80’li yılların sonunda ve 90’ların başında Norveç’te faaliyet gösteren gruplar Mayhem ve Burzum’dan ibaret değildi. Old Funeral (Vikernes’in eski grubu), Darkthrone, Emperor, Thorns, Satyricon ve Immortal gibi gruplar da kervana katıldı. Özellikle Emperor ve Darkthrone, Aarseth’in black metal çevresine dahil olan, onunla ve Vikernes ile yakın temas içinde bulunan gruplardı. Bu gruplardan bir kısmının müziğe başlangıcı black metal değildi. Örneğin Darkthrone ve Immortal müzik kariyerine death metal grubu olarak başladı. O sırada yeraltı piyasasında yer üstüne çıkan death metalin cazibesini kırıp insanları black metale ayartan şey hiç kuşkusuz Mayhem ve Aarseth’in çabaları oldu.

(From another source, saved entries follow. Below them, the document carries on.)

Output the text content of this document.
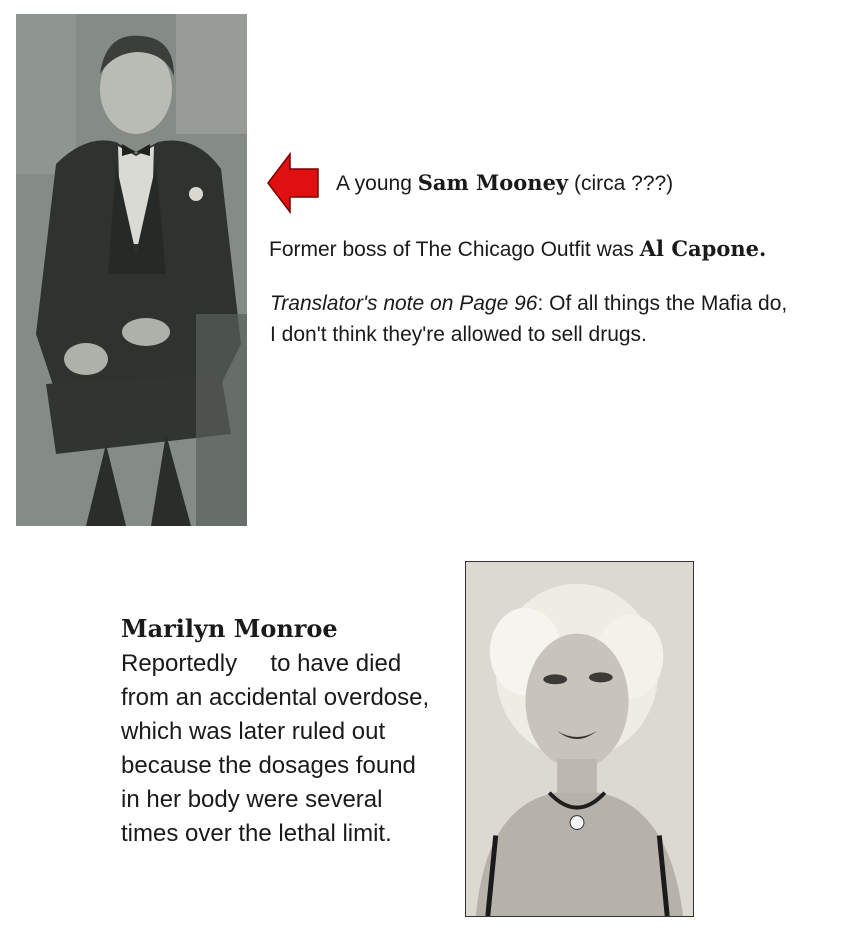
A young Sam Mooney (circa ???)
Former boss of The Chicago Outfit was Al Capone.
Translator's note on Page 96: Of all things the Mafia do,
I don't think they're allowed to sell drugs.
Marilyn Monroe
Reportedly     to have died
from an accidental overdose,
which was later ruled out
because the dosages found
in her body were several
times over the lethal limit.
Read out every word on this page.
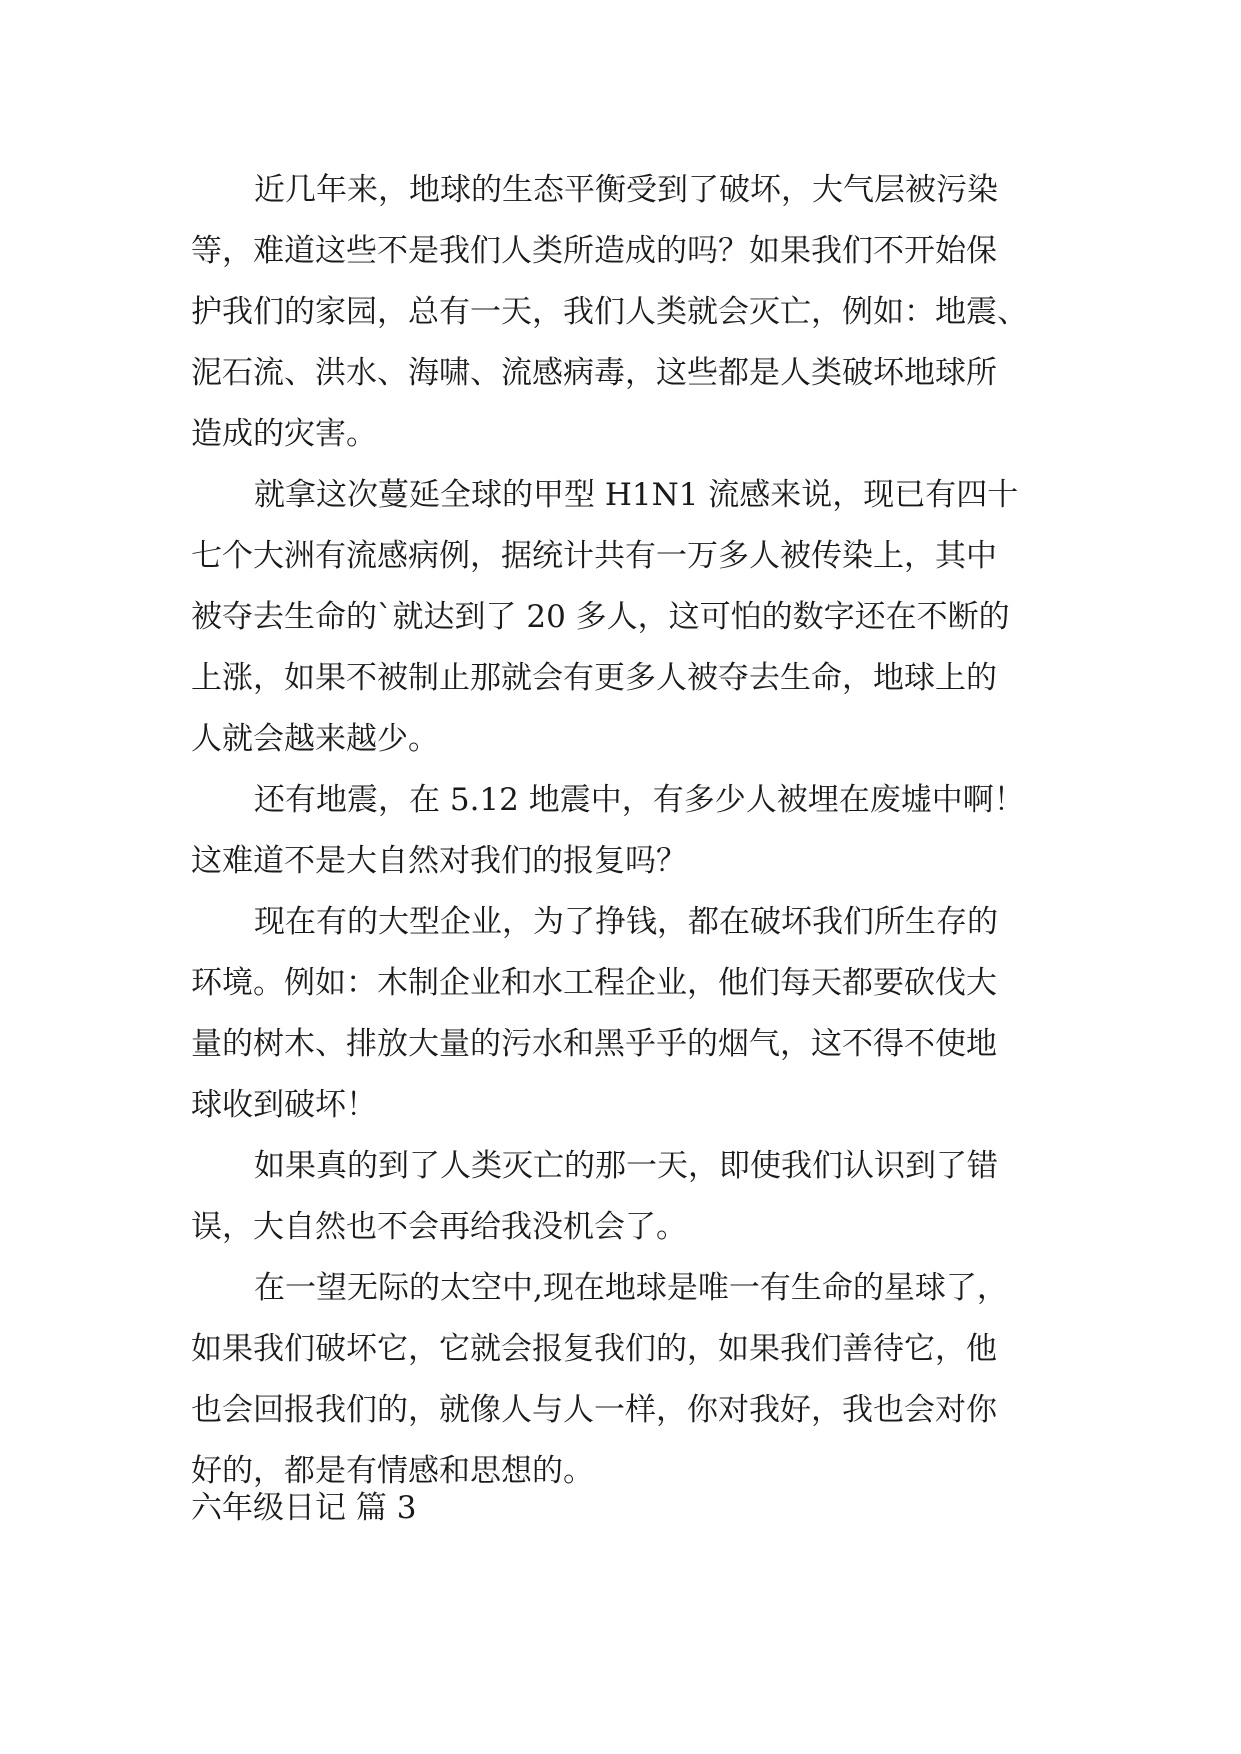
近几年来，地球的生态平衡受到了破坏，大气层被污染
等，难道这些不是我们人类所造成的吗？如果我们不开始保
护我们的家园，总有一天，我们人类就会灭亡，例如：地震、
泥石流、洪水、海啸、流感病毒，这些都是人类破坏地球所
造成的灾害。
就拿这次蔓延全球的甲型 H1N1 流感来说，现已有四十
七个大洲有流感病例，据统计共有一万多人被传染上，其中
被夺去生命的`就达到了 20 多人，这可怕的数字还在不断的
上涨，如果不被制止那就会有更多人被夺去生命，地球上的
人就会越来越少。
还有地震，在 5.12 地震中，有多少人被埋在废墟中啊！
这难道不是大自然对我们的报复吗？
现在有的大型企业，为了挣钱，都在破坏我们所生存的
环境。例如：木制企业和水工程企业，他们每天都要砍伐大
量的树木、排放大量的污水和黑乎乎的烟气，这不得不使地
球收到破坏！
如果真的到了人类灭亡的那一天，即使我们认识到了错
误，大自然也不会再给我没机会了。
在一望无际的太空中,现在地球是唯一有生命的星球了，
如果我们破坏它，它就会报复我们的，如果我们善待它，他
也会回报我们的，就像人与人一样，你对我好，我也会对你
好的，都是有情感和思想的。
六年级日记 篇 3
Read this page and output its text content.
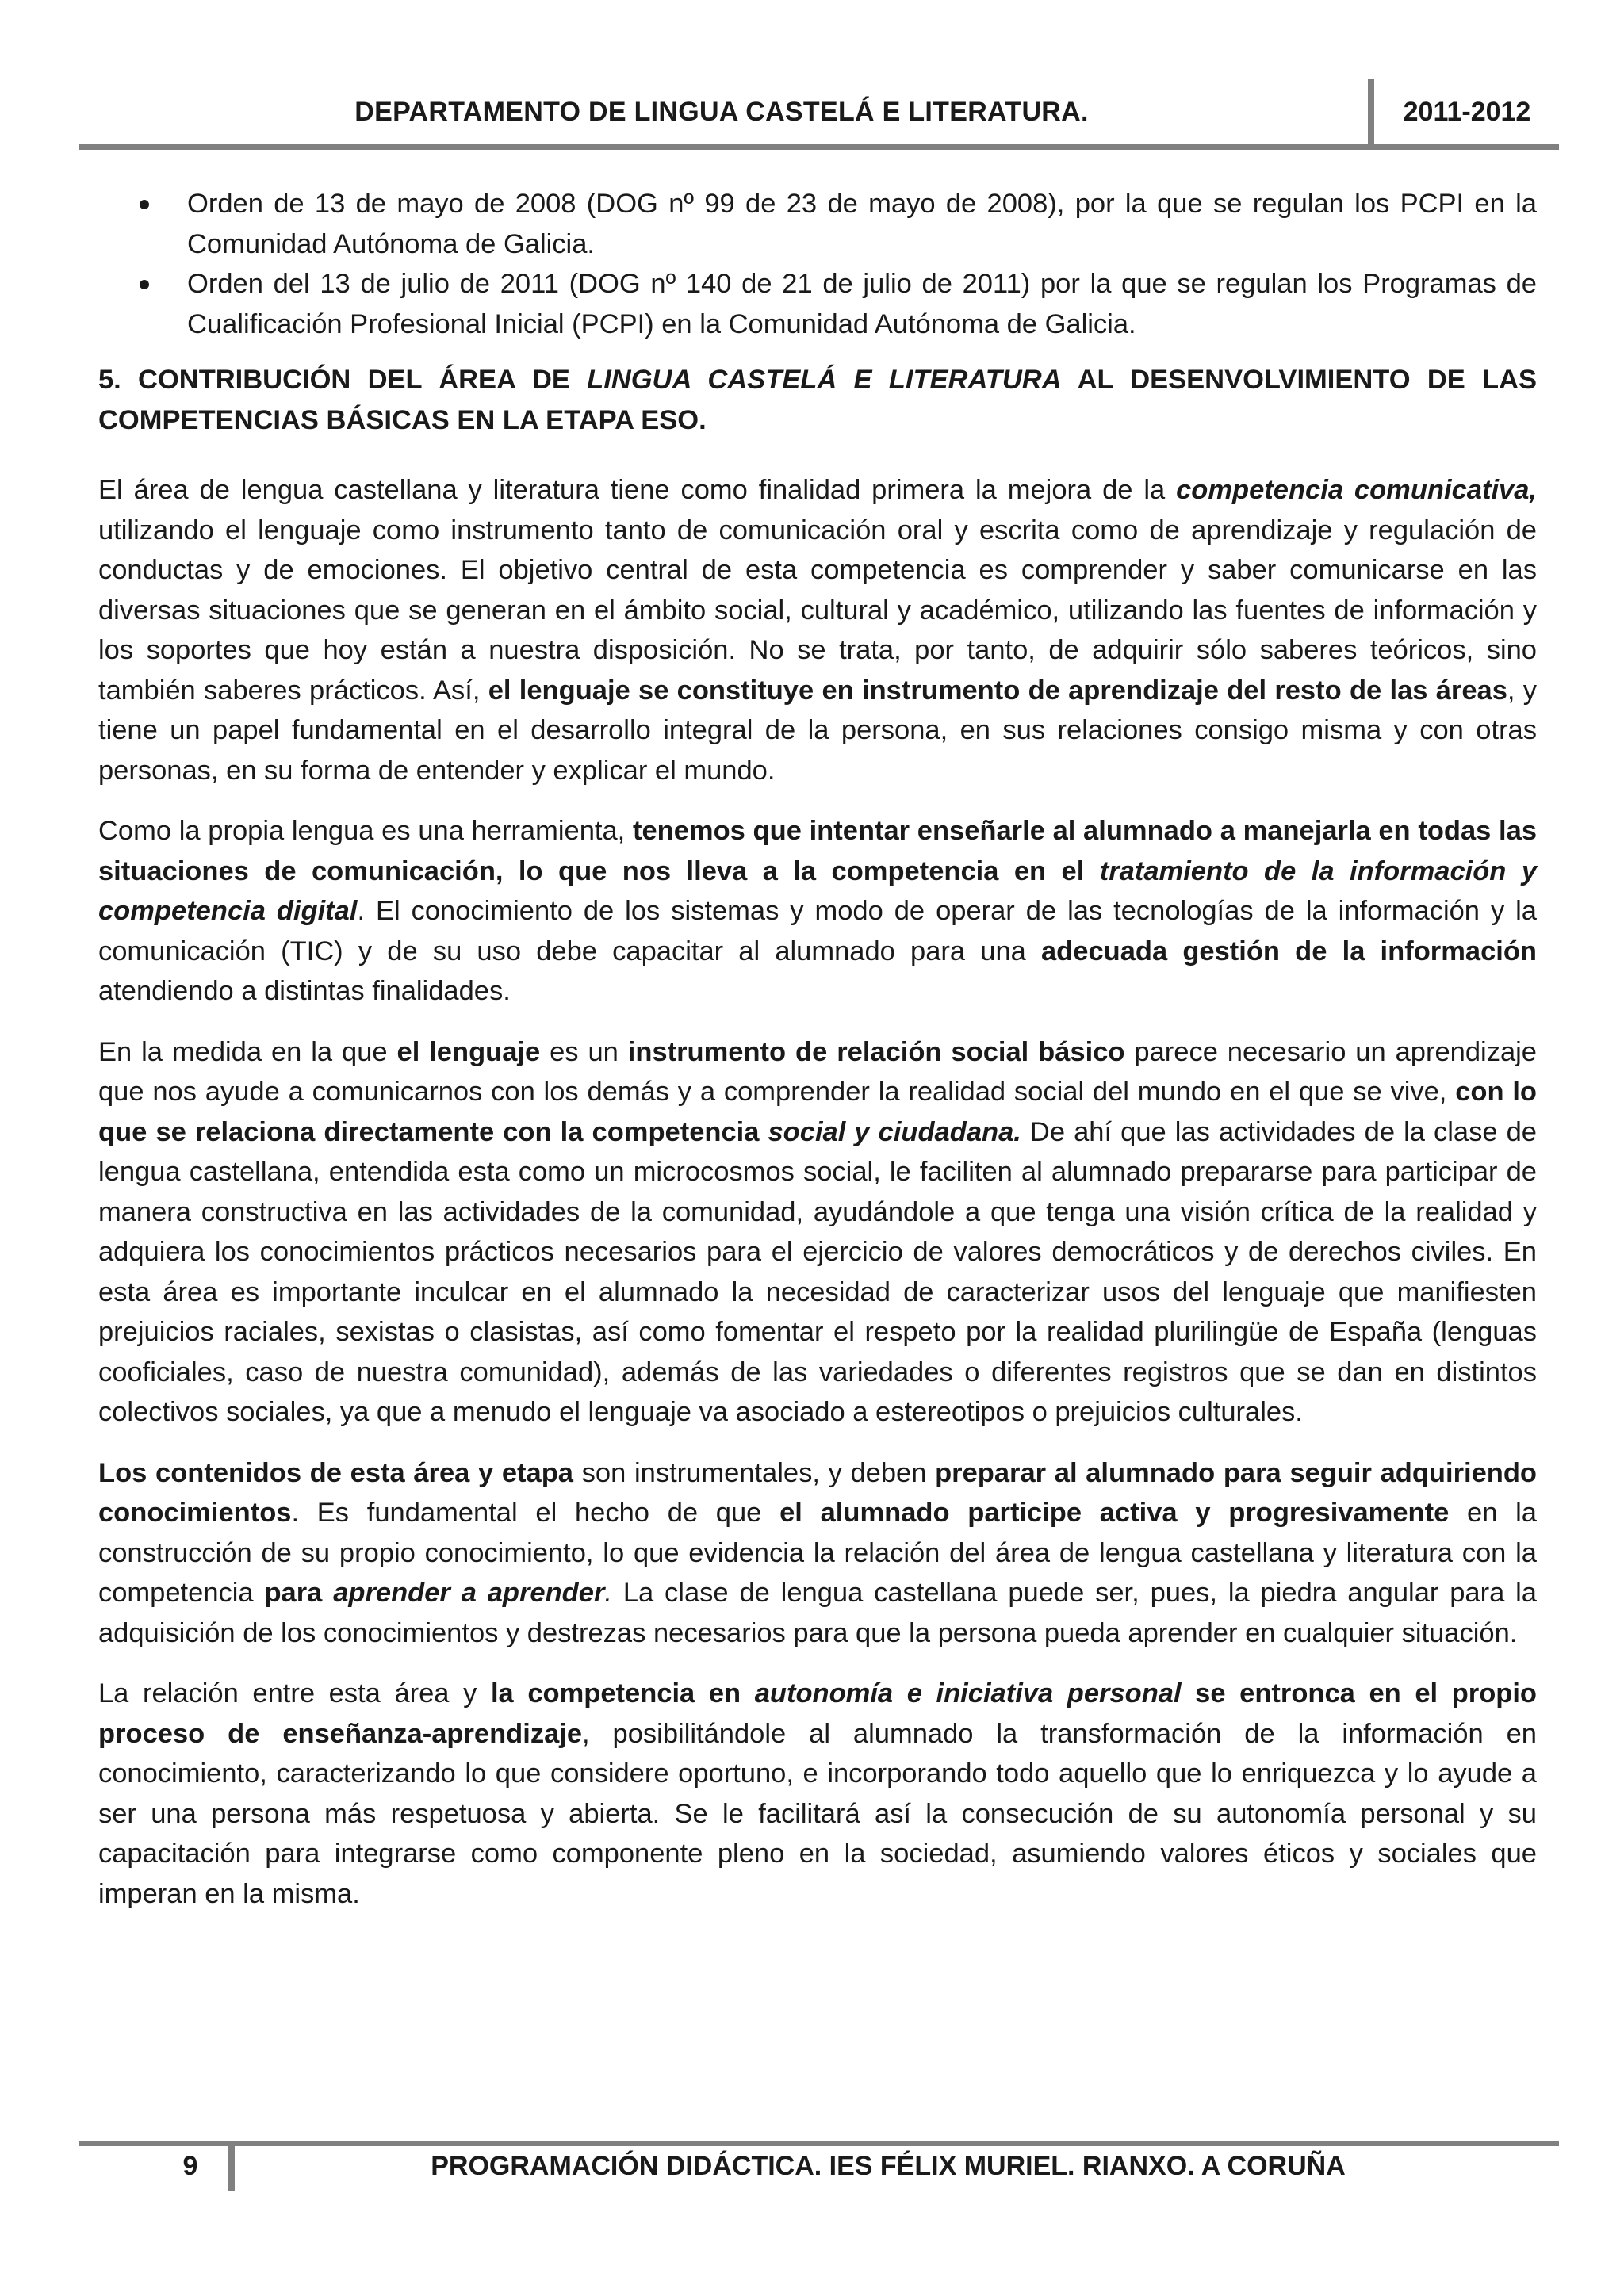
DEPARTAMENTO DE LINGUA CASTELÁ E LITERATURA.	2011-2012
Orden de 13 de mayo de 2008 (DOG nº 99 de 23 de mayo de 2008), por la que se regulan los PCPI en la Comunidad Autónoma de Galicia.
Orden del 13 de julio de 2011 (DOG nº 140 de 21 de julio de 2011) por la que se regulan los Programas de Cualificación Profesional Inicial (PCPI) en la Comunidad Autónoma de Galicia.
5. CONTRIBUCIÓN DEL ÁREA DE LINGUA CASTELÁ E LITERATURA AL DESENVOLVIMIENTO DE LAS COMPETENCIAS BÁSICAS EN LA ETAPA ESO.

El área de lengua castellana y literatura tiene como finalidad primera la mejora de la competencia comunicativa, utilizando el lenguaje como instrumento tanto de comunicación oral y escrita como de aprendizaje y regulación de conductas y de emociones. El objetivo central de esta competencia es comprender y saber comunicarse en las diversas situaciones que se generan en el ámbito social, cultural y académico, utilizando las fuentes de información y los soportes que hoy están a nuestra disposición. No se trata, por tanto, de adquirir sólo saberes teóricos, sino también saberes prácticos. Así, el lenguaje se constituye en instrumento de aprendizaje del resto de las áreas, y tiene un papel fundamental en el desarrollo integral de la persona, en sus relaciones consigo misma y con otras personas, en su forma de entender y explicar el mundo.

Como la propia lengua es una herramienta, tenemos que intentar enseñarle al alumnado a manejarla en todas las situaciones de comunicación, lo que nos lleva a la competencia en el tratamiento de la información y competencia digital. El conocimiento de los sistemas y modo de operar de las tecnologías de la información y la comunicación (TIC) y de su uso debe capacitar al alumnado para una adecuada gestión de la información atendiendo a distintas finalidades.

En la medida en la que el lenguaje es un instrumento de relación social básico parece necesario un aprendizaje que nos ayude a comunicarnos con los demás y a comprender la realidad social del mundo en el que se vive, con lo que se relaciona directamente con la competencia social y ciudadana. De ahí que las actividades de la clase de lengua castellana, entendida esta como un microcosmos social, le faciliten al alumnado prepararse para participar de manera constructiva en las actividades de la comunidad, ayudándole a que tenga una visión crítica de la realidad y adquiera los conocimientos prácticos necesarios para el ejercicio de valores democráticos y de derechos civiles. En esta área es importante inculcar en el alumnado la necesidad de caracterizar usos del lenguaje que manifiesten prejuicios raciales, sexistas o clasistas, así como fomentar el respeto por la realidad plurilingüe de España (lenguas cooficiales, caso de nuestra comunidad), además de las variedades o diferentes registros que se dan en distintos colectivos sociales, ya que a menudo el lenguaje va asociado a estereotipos o prejuicios culturales.

Los contenidos de esta área y etapa son instrumentales, y deben preparar al alumnado para seguir adquiriendo conocimientos. Es fundamental el hecho de que el alumnado participe activa y progresivamente en la construcción de su propio conocimiento, lo que evidencia la relación del área de lengua castellana y literatura con la competencia para aprender a aprender. La clase de lengua castellana puede ser, pues, la piedra angular para la adquisición de los conocimientos y destrezas necesarios para que la persona pueda aprender en cualquier situación.

La relación entre esta área y la competencia en autonomía e iniciativa personal se entronca en el propio proceso de enseñanza-aprendizaje, posibilitándole al alumnado la transformación de la información en conocimiento, caracterizando lo que considere oportuno, e incorporando todo aquello que lo enriquezca y lo ayude a ser una persona más respetuosa y abierta. Se le facilitará así la consecución de su autonomía personal y su capacitación para integrarse como componente pleno en la sociedad, asumiendo valores éticos y sociales que imperan en la misma.

9	PROGRAMACIÓN DIDÁCTICA. IES FÉLIX MURIEL. RIANXO. A CORUÑA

Dead’in ölümünden sonra Aarseth, gruba Macar erken dönem black metal gruplarından Tormentor’un vokalisti Attila Chisar’ı dahil etti. Aarseth’in Dead’in av tüfeği ile intihar ettikten sonra fotoğrafını çekmesine ve bunu Dawn of The Black Hearts albümünün kapağına koymak istemesine isyan eden basçı Necrobutcher, Aarseth tarafından yakın dostu Dead’in kafatası parçalarından yapılmış bir kolyeyi takmaya zorlanınca Mayhem’den ayrıldı.(4) Aarseth’in bu arada göz ucuyla da yıldızı parlamaya başlayan ve gittikçe daha cüretlenen Vikernes’i izlemekte olduğu kesindi. Bir süre sonra Varg’ı basçı olarak gruba dahil ederek rakip olmaktansa yakınında tutmak istedi. Dead’in ölümü ve Vikernes’in gruba dahil olması ile başlayan süreç hem Aarseth hem de Vikernes için bir Amok koşusuna dönüşmekte gecikmedi. Önce Vikernes’in kışkırtmakla ve içinde olmakla suçlandığı kilise kundaklamaları geldi. 1992 yılının Haziran ayında Fantoft kilisesi kundaklandı ve bunu bir dizi kundaklama daha takip etti. Bu kundaklamaların Euronumous’un bilgisi ve onayı dahilinde olduğu kesindi ama dahası, kundaklamaların birkçanın içinde olduğu da iddia ediliyordu. (Once Upon A Time in Norway belgeselinde eski Mayhem üyesi Kjetil Manheim de bu olasılığı reddetmiyor, onun aktif olmasa bile bir köşede bekleyip kundaklamayı izlemiş olabileceğini iddia ediyor.) Sonra daha kötüsü geldi. Emperor üyesi Faust (Bard Guldvik Eithun) 1992 yılının Ağustos ayında kendisi ile yakınlaşmak isteyen bir eşcinseli 37 yerinden bıçaklayarak öldürdü. İşin en korkunç yanı ise bunun tamamen planlı bir cinayet olması idi. Eithun, maktulü açıkça reddedip bu olaydan kaçınmayı değil, onunla birlikte olacakmış gibi tenha bir köşeye çekip delik deşik etmeyi tercih etmişti. İşlenişi itibarı ile bir nefret cinayeti olduğu su götürmezdi.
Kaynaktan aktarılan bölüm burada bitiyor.